Mary Warren’s stone waited at the edge of the graveyard. Rachel forced herself near, holding the lantern out ahead of her, as if it might ward away the spectral forces. The flame shone weakly on the cherub’s inscrutable features.
Rachel set the lamp down and held the paper to the cool, hard slate.
“I ... I’m back. Are you there?” The young woman’s voice strained.
She moved the wax across the paper.
Yes ...
“What do you want?”
Rachel, help!
“Your children are burning, you said. But they aren’t dead?”
She was nearing the bottom of the paper. More letters appeared, as if scrawled into the stone and picked up by the wax. They read: Yes. A terrible fire. Dead, but forever here ... forever dying!
Rachel shuddered. She replaced the paper.
“I don’t understand.”
Try other stones, the paper said.
Rachel turned to the nearest monument and rustled over to it. A plasma of bronze jelly squirmed on it, cast by the lantern. She held up a piece of paper to the surface.
“Is anyone there?”
Yes—Jonathan Cushing, here. I’m bleeding. Bleeding to death forever.

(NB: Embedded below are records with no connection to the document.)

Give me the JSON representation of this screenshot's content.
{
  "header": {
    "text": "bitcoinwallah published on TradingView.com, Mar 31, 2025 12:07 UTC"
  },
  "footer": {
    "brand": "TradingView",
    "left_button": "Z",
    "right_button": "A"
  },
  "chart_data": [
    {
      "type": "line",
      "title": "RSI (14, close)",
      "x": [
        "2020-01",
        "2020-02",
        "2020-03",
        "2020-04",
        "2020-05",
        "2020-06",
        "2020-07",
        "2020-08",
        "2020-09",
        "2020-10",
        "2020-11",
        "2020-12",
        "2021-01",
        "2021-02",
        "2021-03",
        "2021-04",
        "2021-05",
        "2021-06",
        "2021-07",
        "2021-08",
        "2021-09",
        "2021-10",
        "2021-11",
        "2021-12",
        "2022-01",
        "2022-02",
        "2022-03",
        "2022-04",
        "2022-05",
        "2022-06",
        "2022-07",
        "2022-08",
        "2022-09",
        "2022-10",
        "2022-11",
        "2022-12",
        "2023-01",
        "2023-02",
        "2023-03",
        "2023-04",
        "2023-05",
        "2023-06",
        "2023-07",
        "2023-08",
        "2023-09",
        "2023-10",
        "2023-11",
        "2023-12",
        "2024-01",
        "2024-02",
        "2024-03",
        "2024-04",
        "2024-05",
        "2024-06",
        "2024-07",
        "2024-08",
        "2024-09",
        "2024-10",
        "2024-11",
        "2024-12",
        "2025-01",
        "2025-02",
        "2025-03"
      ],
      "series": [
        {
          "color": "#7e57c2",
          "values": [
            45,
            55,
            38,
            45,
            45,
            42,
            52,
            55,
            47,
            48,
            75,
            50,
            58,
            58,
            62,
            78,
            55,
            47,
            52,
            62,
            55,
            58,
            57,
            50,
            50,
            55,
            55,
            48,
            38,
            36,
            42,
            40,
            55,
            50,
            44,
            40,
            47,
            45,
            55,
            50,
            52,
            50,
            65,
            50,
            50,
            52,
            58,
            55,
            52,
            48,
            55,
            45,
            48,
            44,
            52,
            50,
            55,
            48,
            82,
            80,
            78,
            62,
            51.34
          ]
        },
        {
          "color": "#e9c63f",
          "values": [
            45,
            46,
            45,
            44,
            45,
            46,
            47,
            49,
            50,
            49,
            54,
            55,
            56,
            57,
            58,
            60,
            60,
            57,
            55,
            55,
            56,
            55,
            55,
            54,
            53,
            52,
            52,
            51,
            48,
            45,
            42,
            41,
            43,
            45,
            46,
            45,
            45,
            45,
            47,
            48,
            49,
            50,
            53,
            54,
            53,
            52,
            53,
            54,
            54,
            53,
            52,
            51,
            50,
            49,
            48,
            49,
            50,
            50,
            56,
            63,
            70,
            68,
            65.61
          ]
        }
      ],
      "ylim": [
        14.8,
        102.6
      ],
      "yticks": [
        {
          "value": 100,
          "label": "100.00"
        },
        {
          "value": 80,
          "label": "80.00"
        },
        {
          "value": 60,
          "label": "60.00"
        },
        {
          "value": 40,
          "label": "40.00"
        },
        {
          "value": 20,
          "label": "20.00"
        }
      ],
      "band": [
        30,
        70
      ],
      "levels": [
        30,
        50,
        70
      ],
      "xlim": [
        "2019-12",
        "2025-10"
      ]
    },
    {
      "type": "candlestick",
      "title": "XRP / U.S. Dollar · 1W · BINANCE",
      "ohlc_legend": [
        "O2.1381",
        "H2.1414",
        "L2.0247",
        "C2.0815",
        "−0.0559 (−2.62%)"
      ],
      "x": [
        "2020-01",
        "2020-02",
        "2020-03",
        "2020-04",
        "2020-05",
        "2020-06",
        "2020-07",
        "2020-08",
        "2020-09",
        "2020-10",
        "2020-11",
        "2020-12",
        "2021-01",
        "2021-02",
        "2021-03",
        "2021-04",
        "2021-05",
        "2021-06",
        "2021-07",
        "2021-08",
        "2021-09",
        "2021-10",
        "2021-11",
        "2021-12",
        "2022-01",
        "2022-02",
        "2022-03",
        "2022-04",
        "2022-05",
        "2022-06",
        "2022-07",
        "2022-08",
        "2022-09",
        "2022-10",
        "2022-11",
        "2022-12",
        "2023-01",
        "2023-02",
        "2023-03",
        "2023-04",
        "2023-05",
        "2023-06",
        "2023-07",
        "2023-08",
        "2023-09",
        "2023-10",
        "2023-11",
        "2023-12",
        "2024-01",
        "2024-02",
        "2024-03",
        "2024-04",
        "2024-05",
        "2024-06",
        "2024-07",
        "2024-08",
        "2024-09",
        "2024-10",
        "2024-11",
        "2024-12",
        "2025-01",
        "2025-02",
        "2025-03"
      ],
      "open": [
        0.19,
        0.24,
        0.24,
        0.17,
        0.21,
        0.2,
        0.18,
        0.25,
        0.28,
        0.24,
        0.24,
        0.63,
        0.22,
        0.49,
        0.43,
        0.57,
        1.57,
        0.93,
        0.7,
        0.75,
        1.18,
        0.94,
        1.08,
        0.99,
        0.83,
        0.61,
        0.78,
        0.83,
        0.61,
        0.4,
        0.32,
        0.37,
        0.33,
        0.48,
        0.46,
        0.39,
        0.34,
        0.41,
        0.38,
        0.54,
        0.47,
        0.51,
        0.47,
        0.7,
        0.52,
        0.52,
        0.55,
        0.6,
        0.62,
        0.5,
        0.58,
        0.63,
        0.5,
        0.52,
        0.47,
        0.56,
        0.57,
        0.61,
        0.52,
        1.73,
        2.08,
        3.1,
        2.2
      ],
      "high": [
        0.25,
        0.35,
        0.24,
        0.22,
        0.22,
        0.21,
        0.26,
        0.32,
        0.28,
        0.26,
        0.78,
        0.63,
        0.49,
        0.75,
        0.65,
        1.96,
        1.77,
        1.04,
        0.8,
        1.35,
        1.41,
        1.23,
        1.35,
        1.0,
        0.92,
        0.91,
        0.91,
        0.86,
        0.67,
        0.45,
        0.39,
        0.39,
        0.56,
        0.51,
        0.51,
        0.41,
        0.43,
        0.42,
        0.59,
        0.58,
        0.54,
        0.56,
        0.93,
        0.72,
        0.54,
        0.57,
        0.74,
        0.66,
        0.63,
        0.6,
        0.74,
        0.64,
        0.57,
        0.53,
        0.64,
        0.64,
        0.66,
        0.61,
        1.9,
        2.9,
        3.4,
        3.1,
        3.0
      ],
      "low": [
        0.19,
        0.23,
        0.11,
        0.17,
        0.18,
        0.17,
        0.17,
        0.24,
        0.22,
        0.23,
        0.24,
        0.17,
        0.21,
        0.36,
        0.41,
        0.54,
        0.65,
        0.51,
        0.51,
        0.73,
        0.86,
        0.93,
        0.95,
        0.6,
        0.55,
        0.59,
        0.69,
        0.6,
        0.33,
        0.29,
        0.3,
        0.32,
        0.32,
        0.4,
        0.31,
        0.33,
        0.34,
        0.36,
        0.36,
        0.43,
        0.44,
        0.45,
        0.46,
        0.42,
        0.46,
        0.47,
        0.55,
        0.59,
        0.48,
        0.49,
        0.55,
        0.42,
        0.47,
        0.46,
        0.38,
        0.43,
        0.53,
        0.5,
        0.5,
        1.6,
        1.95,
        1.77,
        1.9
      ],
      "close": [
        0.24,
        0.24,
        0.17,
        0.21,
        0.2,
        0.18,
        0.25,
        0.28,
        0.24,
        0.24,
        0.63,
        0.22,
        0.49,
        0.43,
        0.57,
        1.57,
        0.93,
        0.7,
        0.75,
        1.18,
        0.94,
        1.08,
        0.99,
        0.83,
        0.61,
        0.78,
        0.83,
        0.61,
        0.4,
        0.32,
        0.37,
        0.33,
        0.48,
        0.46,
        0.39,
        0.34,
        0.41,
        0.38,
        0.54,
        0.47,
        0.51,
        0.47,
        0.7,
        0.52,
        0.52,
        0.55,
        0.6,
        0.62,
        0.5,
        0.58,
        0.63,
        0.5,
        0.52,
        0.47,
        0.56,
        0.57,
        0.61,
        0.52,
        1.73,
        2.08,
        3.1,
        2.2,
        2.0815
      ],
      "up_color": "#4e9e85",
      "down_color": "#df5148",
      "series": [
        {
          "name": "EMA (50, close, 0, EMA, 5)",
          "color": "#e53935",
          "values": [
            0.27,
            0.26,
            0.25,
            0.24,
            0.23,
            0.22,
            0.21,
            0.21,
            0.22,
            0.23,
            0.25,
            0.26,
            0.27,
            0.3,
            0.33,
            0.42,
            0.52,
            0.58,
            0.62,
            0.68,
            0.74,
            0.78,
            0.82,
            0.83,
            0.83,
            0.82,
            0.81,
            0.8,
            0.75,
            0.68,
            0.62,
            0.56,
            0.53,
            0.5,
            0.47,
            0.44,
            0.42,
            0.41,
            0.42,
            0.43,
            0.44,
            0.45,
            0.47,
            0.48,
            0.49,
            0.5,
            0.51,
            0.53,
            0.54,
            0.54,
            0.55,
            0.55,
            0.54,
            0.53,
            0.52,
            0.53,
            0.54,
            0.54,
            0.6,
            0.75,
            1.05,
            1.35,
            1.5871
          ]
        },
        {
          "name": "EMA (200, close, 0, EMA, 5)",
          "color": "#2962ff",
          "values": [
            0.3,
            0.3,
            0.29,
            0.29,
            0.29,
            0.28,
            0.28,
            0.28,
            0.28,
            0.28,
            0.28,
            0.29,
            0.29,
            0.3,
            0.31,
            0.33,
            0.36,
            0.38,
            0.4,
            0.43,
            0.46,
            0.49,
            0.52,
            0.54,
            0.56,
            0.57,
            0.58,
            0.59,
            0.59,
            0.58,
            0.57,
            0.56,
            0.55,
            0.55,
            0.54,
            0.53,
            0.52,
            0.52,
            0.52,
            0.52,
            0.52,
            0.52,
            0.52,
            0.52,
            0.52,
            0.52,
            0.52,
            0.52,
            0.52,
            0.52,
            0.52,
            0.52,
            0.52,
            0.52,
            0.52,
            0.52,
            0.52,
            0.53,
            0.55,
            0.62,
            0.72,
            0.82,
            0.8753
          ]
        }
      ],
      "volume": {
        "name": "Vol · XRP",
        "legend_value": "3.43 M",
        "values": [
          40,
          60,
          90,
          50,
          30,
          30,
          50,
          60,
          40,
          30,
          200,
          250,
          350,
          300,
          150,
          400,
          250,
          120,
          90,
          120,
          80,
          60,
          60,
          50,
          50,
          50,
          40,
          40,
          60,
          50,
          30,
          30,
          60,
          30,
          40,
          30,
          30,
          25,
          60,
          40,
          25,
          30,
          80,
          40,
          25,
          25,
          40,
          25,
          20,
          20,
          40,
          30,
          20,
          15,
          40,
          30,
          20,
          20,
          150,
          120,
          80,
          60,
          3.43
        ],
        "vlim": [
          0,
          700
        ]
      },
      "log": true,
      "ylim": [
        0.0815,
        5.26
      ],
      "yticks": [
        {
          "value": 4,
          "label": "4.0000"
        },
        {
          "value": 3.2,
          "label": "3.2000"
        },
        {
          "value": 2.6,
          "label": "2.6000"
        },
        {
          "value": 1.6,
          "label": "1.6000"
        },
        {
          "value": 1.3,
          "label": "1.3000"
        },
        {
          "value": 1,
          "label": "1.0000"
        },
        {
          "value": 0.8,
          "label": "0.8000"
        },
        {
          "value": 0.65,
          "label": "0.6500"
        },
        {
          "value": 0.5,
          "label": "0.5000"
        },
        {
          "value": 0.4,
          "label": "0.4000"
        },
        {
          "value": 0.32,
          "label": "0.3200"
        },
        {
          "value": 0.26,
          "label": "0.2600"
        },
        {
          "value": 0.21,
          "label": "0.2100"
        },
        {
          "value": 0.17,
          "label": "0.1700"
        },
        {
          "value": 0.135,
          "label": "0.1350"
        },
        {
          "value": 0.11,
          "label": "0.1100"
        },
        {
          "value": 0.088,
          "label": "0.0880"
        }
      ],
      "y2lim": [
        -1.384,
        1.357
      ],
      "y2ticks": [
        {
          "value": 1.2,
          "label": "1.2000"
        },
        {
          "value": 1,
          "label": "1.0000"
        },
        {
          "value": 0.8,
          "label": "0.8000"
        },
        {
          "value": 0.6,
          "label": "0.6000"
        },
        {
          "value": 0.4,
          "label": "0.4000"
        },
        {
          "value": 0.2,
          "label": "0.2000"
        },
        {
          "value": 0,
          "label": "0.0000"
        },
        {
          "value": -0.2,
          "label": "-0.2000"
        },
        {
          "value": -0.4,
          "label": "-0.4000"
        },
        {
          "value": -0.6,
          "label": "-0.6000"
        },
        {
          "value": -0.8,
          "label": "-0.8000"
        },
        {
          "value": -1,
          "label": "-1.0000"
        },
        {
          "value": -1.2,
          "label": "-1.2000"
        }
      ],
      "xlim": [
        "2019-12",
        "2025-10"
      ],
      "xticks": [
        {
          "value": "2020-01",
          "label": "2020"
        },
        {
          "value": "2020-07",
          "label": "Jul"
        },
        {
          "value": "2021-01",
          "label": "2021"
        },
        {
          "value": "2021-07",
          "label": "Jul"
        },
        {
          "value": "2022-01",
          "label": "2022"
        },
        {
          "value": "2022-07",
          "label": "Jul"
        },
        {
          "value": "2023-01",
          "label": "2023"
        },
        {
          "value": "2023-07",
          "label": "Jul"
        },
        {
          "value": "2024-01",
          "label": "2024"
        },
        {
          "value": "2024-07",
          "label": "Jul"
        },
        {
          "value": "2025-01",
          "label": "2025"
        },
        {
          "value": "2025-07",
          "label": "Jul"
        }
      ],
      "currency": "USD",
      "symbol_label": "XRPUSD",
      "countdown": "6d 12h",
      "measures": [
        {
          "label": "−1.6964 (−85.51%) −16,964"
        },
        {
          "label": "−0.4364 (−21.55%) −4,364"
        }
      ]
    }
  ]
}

“Why? I don’t understand.”
The wax felt warm in the woman’s palm; she wiped hard against the slate.
This place—something here, in these stones, holds us here ... forever dying!

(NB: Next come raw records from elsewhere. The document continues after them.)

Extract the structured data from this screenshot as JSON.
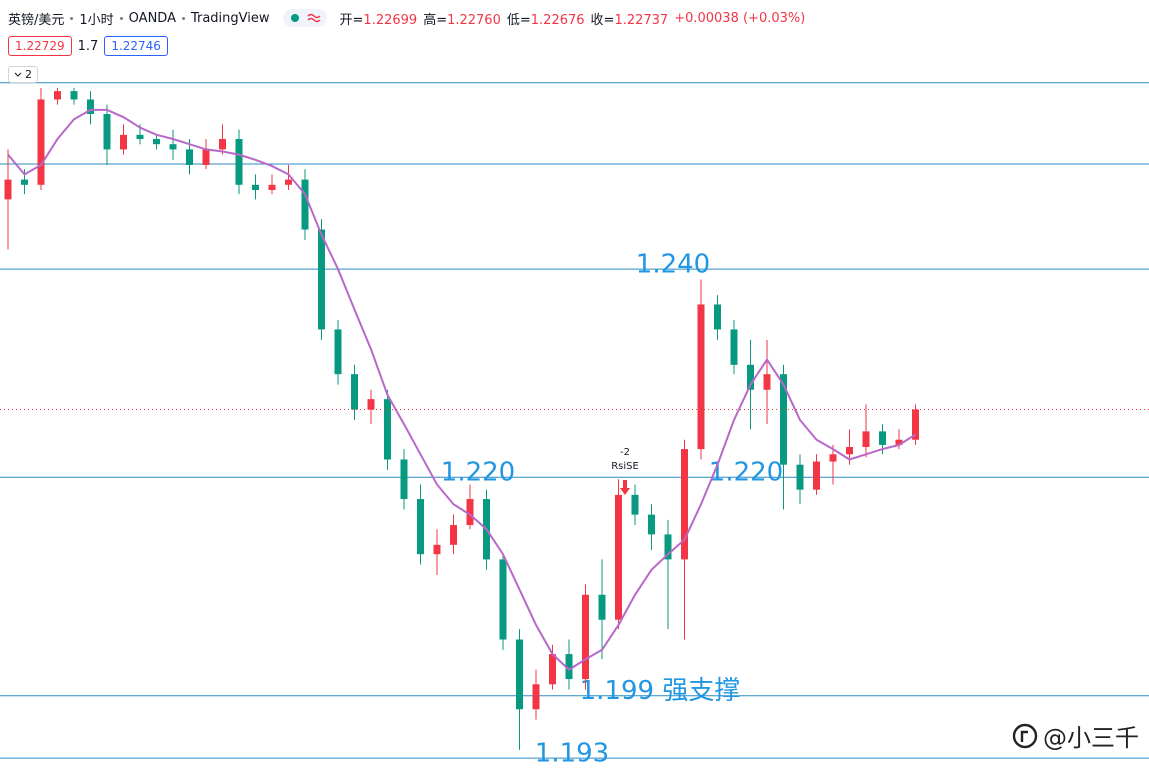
{
  "header": {
    "symbol": "英镑/美元",
    "interval": "1小时",
    "source": "OANDA",
    "platform": "TradingView",
    "ohlc": [
      {
        "label": "开=",
        "value": "1.22699"
      },
      {
        "label": "高=",
        "value": "1.22760"
      },
      {
        "label": "低=",
        "value": "1.22676"
      },
      {
        "label": "收=",
        "value": "1.22737"
      }
    ],
    "change": "+0.00038 (+0.03%)",
    "bid": "1.22729",
    "spread": "1.7",
    "ask": "1.22746",
    "indicator_count": "2"
  },
  "chart_data": {
    "type": "candlestick",
    "ylim": [
      1.1909,
      1.2599
    ],
    "up_color": "#f23645",
    "down_color": "#089981",
    "last_price_line": true,
    "candles": {
      "open": [
        1.2467,
        1.2486,
        1.2481,
        1.2563,
        1.2571,
        1.2563,
        1.2549,
        1.2515,
        1.2529,
        1.2525,
        1.252,
        1.2515,
        1.25,
        1.2515,
        1.2525,
        1.2481,
        1.2476,
        1.2481,
        1.2486,
        1.2438,
        1.2342,
        1.2299,
        1.2265,
        1.2275,
        1.2217,
        1.2179,
        1.2126,
        1.2135,
        1.2154,
        1.2179,
        1.2121,
        1.2044,
        1.1977,
        1.2001,
        1.203,
        1.2006,
        1.2087,
        1.2063,
        1.2183,
        1.2164,
        1.2145,
        1.2121,
        1.2227,
        1.2366,
        1.2342,
        1.2308,
        1.2284,
        1.2299,
        1.2212,
        1.2188,
        1.2215,
        1.2222,
        1.2229,
        1.2244,
        1.2231,
        1.2236
      ],
      "high": [
        1.2515,
        1.2496,
        1.2574,
        1.2574,
        1.2574,
        1.2571,
        1.2558,
        1.2539,
        1.2539,
        1.2529,
        1.2534,
        1.2525,
        1.2525,
        1.2539,
        1.2534,
        1.2491,
        1.2491,
        1.25,
        1.2496,
        1.2448,
        1.2351,
        1.2308,
        1.2284,
        1.2284,
        1.2227,
        1.2193,
        1.215,
        1.2164,
        1.2193,
        1.2188,
        1.2126,
        1.2054,
        1.2015,
        1.2039,
        1.2044,
        1.2097,
        1.2121,
        1.2198,
        1.2193,
        1.2174,
        1.2159,
        1.2236,
        1.239,
        1.2375,
        1.2351,
        1.2332,
        1.2332,
        1.2308,
        1.2222,
        1.2222,
        1.2231,
        1.2246,
        1.227,
        1.2251,
        1.2246,
        1.227
      ],
      "low": [
        1.2419,
        1.2472,
        1.2476,
        1.2558,
        1.2558,
        1.2539,
        1.25,
        1.251,
        1.252,
        1.2515,
        1.2505,
        1.2491,
        1.2496,
        1.251,
        1.2472,
        1.2467,
        1.2472,
        1.2476,
        1.2428,
        1.2332,
        1.2289,
        1.2255,
        1.2251,
        1.2207,
        1.2169,
        1.2116,
        1.2106,
        1.2126,
        1.215,
        1.2111,
        1.2034,
        1.1938,
        1.1967,
        1.1996,
        1.1996,
        1.1996,
        1.2025,
        1.2054,
        1.2154,
        1.213,
        1.2054,
        1.2044,
        1.2217,
        1.2332,
        1.2299,
        1.2246,
        1.2251,
        1.2169,
        1.2174,
        1.2183,
        1.2193,
        1.2212,
        1.2219,
        1.2222,
        1.2227,
        1.2231
      ],
      "close": [
        1.2486,
        1.2481,
        1.2563,
        1.2571,
        1.2563,
        1.2549,
        1.2515,
        1.2529,
        1.2525,
        1.252,
        1.2515,
        1.25,
        1.2515,
        1.2525,
        1.2481,
        1.2476,
        1.2481,
        1.2486,
        1.2438,
        1.2342,
        1.2299,
        1.2265,
        1.2275,
        1.2217,
        1.2179,
        1.2126,
        1.2135,
        1.2154,
        1.2179,
        1.2121,
        1.2044,
        1.1977,
        1.2001,
        1.203,
        1.2006,
        1.2087,
        1.2063,
        1.2183,
        1.2164,
        1.2145,
        1.2121,
        1.2227,
        1.2366,
        1.2342,
        1.2308,
        1.2284,
        1.2299,
        1.2212,
        1.2188,
        1.2215,
        1.2222,
        1.2229,
        1.2244,
        1.2231,
        1.2236,
        1.2265
      ]
    },
    "ma": {
      "color": "#b868c8",
      "values": [
        1.251,
        1.2491,
        1.25,
        1.2525,
        1.2544,
        1.2553,
        1.2553,
        1.2546,
        1.2536,
        1.2529,
        1.2525,
        1.252,
        1.2515,
        1.2513,
        1.251,
        1.2505,
        1.2499,
        1.2491,
        1.2472,
        1.2433,
        1.24,
        1.2361,
        1.2323,
        1.2279,
        1.2251,
        1.2222,
        1.2193,
        1.2174,
        1.2164,
        1.215,
        1.2126,
        1.2092,
        1.2058,
        1.203,
        1.2015,
        1.2025,
        1.2034,
        1.2058,
        1.2087,
        1.2111,
        1.2126,
        1.214,
        1.2174,
        1.2212,
        1.2255,
        1.2289,
        1.2313,
        1.2289,
        1.2255,
        1.2236,
        1.2227,
        1.2217,
        1.2222,
        1.2227,
        1.2231,
        1.2241
      ]
    },
    "level_color": "#2a8cc4",
    "levels": [
      1.2579,
      1.2501,
      {
        "value": 1.24,
        "label": "1.240"
      },
      {
        "value": 1.22,
        "labels": [
          "1.220",
          "1.220"
        ]
      },
      {
        "value": 1.199,
        "label": "1.199 强支撑"
      },
      {
        "value": 1.193,
        "label": "1.193"
      }
    ],
    "signal": {
      "value": "-2",
      "name": "RsiSE"
    }
  },
  "watermark": "@小三千"
}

“Dear God,” Rachel gasped. “What can I do?”
Break the stones ...
Rachel thought of something. Quickly she turned back to the grave with the solemn winged face—the stone her aunt had been working on when she died, or was frightened to death.
“Auntie ... are you there?”
Her heart drummed, the wax streaked, words showing through the dark.

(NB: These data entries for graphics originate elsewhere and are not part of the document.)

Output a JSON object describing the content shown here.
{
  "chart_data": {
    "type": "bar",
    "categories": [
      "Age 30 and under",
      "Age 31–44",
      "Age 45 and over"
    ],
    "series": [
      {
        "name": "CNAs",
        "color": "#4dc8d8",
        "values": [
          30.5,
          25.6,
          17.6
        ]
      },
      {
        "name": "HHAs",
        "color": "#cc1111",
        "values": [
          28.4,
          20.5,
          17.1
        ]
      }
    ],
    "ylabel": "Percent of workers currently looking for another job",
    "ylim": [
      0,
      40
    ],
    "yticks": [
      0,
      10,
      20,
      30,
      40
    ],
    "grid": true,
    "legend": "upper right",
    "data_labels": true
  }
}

Rachel, I’m here. My head hurts. Break the stones!
Rachel dropped the wax. She ran to the stone wall and tried to lift one of its components. Too heavy. Smaller stones rested at the base, semi-interred. She worked one loose, the smell of autumn soil thick, a centipede pouring like a bony ring across a finger. Back to the slates; she heaved the thing.
There was a loud crack. The top of the slate fell, the cherub split. Rachel grunted, again tossed the stone. The other grave fell backward and broke. She continued, feverish now, smashing with passion. Headlights swept past, blinding her for a moment. They must ha
ve seen! She didn’t care.
She was panting, sweating in her heavy winter coat. Most of the slabs had been downed or broken to some extent. Rachel fell to her knees, dizzy from exertion. She would rest a moment, then finish.
A stone to the right of her bore a grim-faced male with wings for ears. In the dim light, through her lightheadedness, Rachel watched as a smoky face seeped out through the solid one.
“Oh, my God!”
She turned; the woods stretched off behind her with three silhouetted graves in between. A dark figure moved. It was tall, stepping slowly without sound up the embankment.
Rachel got to her feet and stared. Mist, motion—something at the base of one of the shattered tombstones. Watery, details coming into focus. A face of squirming dust motes, burial clothes, and air smearing hands.
“Oh ... oh, Christ!”
More and more of them, rising up, moving toward her. A shadowy man, an old woman hobbling, bearing a great toothless grin, a moon-pale little boy with arms offering a hug. There! Aunt Maura, her eyes grinning with gratitude—visible from the waist up, moving through the grass as if wading through a swamp.
It was too much. Rachel turned to run. Her feet on night moistened leaves—she slipped, her weight hitting hard against the base of one of the tall stones.
The remaining graves were illuminated by momentary flashes of blue light. The police car was parked behind Rachel’s and two officers stood amidst the destruction. They’d arrived too late to witness the misty evacuation of freed souls. They did, however find the vandal a passing motorist had reported. In her rampage, she had foolishly tripped over one of the leaning slates, which now lay across her chest.
One of the men shined a flashlight down into her face. The eyes were open, the mouth slack and ajar. Like the stone death’s head on the grave that she wore, she did not blink.